Im going to start doing some investigating. 

So, to get an idea of numbers, please place yourself into one of the following categories:

-Hell yes

-Most likely

-Possibly

-Not even if Ann Coulter were to show up.

Also, if you guys could give me some hints as to what everyone is looking for in hotels....price, amenities, location, everyone on their own or all at one place, etc.


----------



## Jeff (Jan 2, 2005)

Most Likely

My price range would be some budget motel preferrably not too far from wherever we will be herfing. I think it would be great if most of us could stay in the same place.


----------



## TTgirl (Sep 8, 2005)

You can put me down as a Most Likely leaning heavily toward Hell Yes. I just have to see about scheduling before I can make it an official Hell Yes.

Hotel-wise I'm not terribly fussy. If it's clean and not in the middle of a war zone, it's OK by me.


----------



## AAlmeter (Dec 31, 1999)

TTgirl said:


> You can put me down as a Most Likely leaning heavily toward Hell Yes. I just have to see about scheduling before I can make it an official Hell Yes.
> 
> Hotel-wise I'm not terribly fussy. If it's clean and not in the middle of a war zone, it's OK by me.


I get the feeling you can hold your own in a war zone. :gn

I need to research hotels a bit more before I give any comments. While Buffalo has a very active nightlife, it is limited to a few areas. The hotels around those areas tend to be pricey, and everything else, while nice, is just a hotel with nothing else near by. I could be wrong though....I will check around.


----------



## TTgirl (Sep 8, 2005)

AAlmeter said:


> I get the feeling you can hold your own in a war zone. :gn
> 
> While Buffalo has a very active nightlife, it is limited to a few areas. The hotels around those areas tend to be pricey, and everything else, while nice, is just a hotel with nothing else near by. I could be wrong though....I will check around.

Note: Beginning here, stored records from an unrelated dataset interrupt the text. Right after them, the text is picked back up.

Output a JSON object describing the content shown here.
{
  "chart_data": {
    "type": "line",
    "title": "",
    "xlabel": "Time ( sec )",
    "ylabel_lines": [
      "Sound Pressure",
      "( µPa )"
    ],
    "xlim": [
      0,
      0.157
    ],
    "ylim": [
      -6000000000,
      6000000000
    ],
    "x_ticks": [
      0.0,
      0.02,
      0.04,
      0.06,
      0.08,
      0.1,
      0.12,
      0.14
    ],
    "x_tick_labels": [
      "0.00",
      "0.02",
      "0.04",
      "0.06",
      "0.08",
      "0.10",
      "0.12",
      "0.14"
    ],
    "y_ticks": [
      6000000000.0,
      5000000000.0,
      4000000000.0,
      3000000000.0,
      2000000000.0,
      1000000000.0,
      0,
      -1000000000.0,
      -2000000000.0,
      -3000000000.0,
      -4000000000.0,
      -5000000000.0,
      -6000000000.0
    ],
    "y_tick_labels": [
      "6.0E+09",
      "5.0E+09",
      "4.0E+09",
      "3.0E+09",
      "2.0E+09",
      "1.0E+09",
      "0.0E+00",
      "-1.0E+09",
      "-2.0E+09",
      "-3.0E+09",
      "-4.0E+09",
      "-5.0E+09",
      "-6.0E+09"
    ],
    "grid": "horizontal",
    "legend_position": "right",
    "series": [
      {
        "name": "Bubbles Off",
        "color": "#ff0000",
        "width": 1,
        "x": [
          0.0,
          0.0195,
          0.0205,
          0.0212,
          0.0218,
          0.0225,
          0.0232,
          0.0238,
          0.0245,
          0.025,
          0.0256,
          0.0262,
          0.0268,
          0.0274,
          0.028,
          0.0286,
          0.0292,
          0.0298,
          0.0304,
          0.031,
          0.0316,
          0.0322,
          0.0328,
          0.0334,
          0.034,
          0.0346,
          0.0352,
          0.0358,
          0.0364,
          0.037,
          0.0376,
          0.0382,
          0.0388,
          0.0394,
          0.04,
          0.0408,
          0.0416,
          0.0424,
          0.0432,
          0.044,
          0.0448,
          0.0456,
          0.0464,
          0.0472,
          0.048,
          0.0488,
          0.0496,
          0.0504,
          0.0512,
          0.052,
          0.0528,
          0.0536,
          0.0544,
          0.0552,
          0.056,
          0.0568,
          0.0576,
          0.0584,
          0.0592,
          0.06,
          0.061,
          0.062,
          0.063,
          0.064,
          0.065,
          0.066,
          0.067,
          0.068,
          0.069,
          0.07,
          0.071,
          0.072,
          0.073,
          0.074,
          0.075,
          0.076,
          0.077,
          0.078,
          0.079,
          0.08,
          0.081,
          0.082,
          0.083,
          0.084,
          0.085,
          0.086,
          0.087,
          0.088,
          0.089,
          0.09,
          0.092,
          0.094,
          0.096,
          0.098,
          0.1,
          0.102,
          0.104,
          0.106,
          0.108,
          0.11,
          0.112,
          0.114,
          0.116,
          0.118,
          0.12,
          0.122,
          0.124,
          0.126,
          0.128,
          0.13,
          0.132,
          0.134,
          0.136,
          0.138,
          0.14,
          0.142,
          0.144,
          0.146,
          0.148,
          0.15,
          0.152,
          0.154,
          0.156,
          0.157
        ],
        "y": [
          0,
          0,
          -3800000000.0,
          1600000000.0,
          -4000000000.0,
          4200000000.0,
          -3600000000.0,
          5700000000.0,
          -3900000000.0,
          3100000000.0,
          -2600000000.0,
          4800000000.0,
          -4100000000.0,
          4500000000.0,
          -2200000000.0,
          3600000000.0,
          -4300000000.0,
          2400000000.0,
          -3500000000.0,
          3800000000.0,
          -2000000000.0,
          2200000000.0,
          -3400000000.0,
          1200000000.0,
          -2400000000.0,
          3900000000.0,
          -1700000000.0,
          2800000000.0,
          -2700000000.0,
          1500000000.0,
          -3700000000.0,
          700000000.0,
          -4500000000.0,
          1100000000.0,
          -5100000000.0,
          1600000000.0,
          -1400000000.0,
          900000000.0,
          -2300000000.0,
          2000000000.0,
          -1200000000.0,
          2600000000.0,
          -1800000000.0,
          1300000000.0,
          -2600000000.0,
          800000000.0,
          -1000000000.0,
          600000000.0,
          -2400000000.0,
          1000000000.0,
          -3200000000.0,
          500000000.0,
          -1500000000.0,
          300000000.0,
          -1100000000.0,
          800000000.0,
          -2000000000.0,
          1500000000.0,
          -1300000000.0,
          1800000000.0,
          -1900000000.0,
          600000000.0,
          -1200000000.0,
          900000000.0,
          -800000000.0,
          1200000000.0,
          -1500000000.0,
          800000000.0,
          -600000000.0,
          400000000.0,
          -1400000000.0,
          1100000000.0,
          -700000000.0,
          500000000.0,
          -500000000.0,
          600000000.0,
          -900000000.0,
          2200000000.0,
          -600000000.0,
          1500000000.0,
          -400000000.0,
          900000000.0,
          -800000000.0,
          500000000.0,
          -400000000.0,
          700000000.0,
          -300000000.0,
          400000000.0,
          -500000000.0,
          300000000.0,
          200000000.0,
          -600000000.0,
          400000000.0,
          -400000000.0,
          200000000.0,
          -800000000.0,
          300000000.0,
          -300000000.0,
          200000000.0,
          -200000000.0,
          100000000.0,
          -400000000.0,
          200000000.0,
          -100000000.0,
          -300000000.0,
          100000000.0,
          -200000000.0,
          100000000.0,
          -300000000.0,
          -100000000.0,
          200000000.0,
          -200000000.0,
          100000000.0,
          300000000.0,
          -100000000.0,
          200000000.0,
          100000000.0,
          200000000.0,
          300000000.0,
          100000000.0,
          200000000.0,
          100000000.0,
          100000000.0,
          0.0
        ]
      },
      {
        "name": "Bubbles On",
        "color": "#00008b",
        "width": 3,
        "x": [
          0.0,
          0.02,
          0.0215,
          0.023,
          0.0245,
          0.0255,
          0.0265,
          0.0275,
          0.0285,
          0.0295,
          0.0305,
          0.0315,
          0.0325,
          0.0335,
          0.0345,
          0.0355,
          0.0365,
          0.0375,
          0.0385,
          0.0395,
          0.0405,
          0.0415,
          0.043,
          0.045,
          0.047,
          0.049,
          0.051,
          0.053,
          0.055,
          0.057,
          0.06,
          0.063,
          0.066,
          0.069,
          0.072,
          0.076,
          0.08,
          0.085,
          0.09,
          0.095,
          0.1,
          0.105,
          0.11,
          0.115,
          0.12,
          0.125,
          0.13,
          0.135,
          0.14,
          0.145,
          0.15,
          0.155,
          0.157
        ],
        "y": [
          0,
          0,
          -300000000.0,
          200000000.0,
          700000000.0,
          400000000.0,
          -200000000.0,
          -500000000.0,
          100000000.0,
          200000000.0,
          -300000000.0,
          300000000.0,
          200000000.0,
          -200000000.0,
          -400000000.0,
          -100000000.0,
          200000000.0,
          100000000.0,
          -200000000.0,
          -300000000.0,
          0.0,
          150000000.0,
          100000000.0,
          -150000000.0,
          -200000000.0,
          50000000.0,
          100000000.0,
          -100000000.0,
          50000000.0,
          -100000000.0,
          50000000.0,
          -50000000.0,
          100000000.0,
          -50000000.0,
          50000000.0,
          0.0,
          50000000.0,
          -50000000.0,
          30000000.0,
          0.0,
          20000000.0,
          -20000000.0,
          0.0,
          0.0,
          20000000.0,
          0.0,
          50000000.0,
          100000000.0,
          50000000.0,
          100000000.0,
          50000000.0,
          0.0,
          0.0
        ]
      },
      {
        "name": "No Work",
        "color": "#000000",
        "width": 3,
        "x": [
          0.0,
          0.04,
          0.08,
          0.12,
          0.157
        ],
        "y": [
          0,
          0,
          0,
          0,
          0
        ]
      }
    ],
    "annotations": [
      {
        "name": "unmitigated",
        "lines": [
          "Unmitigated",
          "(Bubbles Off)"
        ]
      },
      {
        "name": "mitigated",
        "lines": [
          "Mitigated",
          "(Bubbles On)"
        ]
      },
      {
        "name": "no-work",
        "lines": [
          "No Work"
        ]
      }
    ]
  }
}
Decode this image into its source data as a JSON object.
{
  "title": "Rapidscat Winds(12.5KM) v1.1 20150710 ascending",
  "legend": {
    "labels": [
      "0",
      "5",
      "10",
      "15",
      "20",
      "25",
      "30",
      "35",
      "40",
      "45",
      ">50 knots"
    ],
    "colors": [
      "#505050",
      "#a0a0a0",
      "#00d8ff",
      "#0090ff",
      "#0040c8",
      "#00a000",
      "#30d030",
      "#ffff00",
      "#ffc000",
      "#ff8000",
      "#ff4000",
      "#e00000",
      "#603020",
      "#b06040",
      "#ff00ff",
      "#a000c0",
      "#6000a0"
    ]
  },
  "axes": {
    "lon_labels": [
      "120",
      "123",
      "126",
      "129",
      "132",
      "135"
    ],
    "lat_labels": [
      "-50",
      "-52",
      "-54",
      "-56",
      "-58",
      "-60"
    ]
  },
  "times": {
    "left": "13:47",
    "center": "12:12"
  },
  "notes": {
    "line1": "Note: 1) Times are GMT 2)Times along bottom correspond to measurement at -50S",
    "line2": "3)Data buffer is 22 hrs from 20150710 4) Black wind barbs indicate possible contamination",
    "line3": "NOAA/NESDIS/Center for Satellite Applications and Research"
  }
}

Yeah, just look for the chick running down the middle of the street yelling, "Say hello to my little friend..."

If you're gonna check hotels, go ahead and check the "pricey" ones too - jest fer sh*ts and giggles.

Thanks, Adam!


----------



## Hammerhead (Sep 7, 2005)

Put me down as "Hell yes, especially if I can share a room with Ann Coulter". Do you think she'd like Salvatore's Garden hotel?

All kidding aside, it's looking like a strong probability. Count me in.


----------



## AAlmeter (Dec 31, 1999)

Great!

Regarding Ann, I talked to her last week....she will be coming, but she said she won't be staying at Salvatore's. You can, however, stop by my place and meet her if you like. I might be able to talk her into making you breakfast as well.


----------



## AAlmeter (Dec 31, 1999)

Sory I've been so slow to do this, but here are some of the prices I've found.

I've kept it to mainly the downtown area near Chippewa. Chippewa, for any Big and Rich fans out there, is where they go, when they're up in Buffalo, because we Yankees drink enough to drown. It has a lot of bars, a couple with rooftop patios for smoking and a lot of good restaurants. Delaware Ave from Chippewa to Niagara Square is where the Taste is held.

Here are some hotels:

Hyatt Regency $129/night
Comfort Suites $113
Holiday Inn $135
Mansion on Delaware $169

and.....


$139 for the jacuzzi suite at Salvatore's Garden Place Hotel

I have to jet right now, but later tonight I'll post a map with hotels and some of the more interesting areas of Buffalo/Niagara Falls.


----------



## ResIpsa (Mar 8, 2006)

If you don't mind a new guy showing up, wouldn't mind putting some faces to names myself.


----------



## AAlmeter (Dec 31, 1999)

ResIpsa said:


> If you don't mind a new guy showing up, wouldn't mind putting some faces to names myself.


The more the merrier!


----------



## AAlmeter (Dec 31, 1999)

OK, I lied about the map...I have it, but it's too big to put up I don't want to shrink it much more) and I can't figure out the FTP thing. Maybe tomorrow afternoon.

And feel free to pm, email, or call me with questions. My cell is seven-one-six, eight-zero-seven-5198

Klugs, no more obscene phone calls please. You too Raney.


----------



## Hammerhead (Sep 7, 2005)

Adam, I'm sorry to report that I won't be able to make it. I hoped that by now I'd have enough money to scare up for the trip, but it's just not in my budget right now. Between the gas, tolls, hotel, food and drink for the weekend, I just don't have the $500 some-odd bucks it'd cost. Hell, I couldn't even make it to Justin's Philly Herf 2 for the same reason.

Hopefully things will look up for me soon, and when they do, I'll be sure to swing a visit. Been a long time since I stayed at Sal's and ate wings at the Anchor.

I can't tell you how disappointing it is to not be able to meet all the great LLG's that'll be there. I'm sure everyone will have a terrific time. Please check in and let us know how it went!


----------